O relatório do Ministério Público de Contas aponta que, apenas no ano de 2013, existe uma dívida de R$ 1.681.438,31 com a Previdência Social. Em apenas quatro anos de gestão, poderá atingir mais de R$ 5 milhões.

Diante desses fatos, houve a recomendação ao TCE pela reprovação das contas relativas ao exercício financeiro de 2013, de responsabilidade do prefeito Cláudio Chaves, em seguida, o prefeito deve ser julgado no Tribunal de Justiça da Paraíba (TJPB), por crime de improbidade administrativa (Lei 8.429/92), podendo pagar multas e ter os direitos políticos suspensos.

O presidente da Câmara de Pocinhos, o vereador Sóstenes Murilo (PSB), disse que o Legislativo tomará todas as medidas para que o prefeito esclareça todos os débitos com o INSS. “O prefeito deve ser chamado para esclarecer os motivos por não repassar o percentual do INSS”.
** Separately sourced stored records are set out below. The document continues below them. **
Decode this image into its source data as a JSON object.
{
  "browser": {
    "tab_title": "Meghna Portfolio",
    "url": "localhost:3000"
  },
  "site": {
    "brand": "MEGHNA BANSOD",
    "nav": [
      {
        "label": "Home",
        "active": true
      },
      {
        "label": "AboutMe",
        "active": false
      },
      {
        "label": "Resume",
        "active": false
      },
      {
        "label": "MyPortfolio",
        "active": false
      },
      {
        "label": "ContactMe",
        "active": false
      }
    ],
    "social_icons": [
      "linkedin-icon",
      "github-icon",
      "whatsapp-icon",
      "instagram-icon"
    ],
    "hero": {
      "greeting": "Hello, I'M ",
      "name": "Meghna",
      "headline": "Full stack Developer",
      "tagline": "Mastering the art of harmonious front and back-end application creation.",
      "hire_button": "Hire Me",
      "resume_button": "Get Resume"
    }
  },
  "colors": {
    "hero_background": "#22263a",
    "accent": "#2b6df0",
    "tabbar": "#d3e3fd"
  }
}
O vereador ainda alertou os servidores municipais sobre futuros danos e disse que essa será uma “herança maldita” para uma futura gestão.

“A maior preocupação para os servidores será com relação as suas aposentadorias, por tempo de trabalho, que serão prejudicados por esse erro do atual prefeito. Essa será uma herança maldita que cairá no colo do próximo prefeito eleito, que terá de arcar com uma dívida superior aos R$ 5 milhões”, alertou.

O prefeito de Pocinhos não se manifestou sobre as denúncias.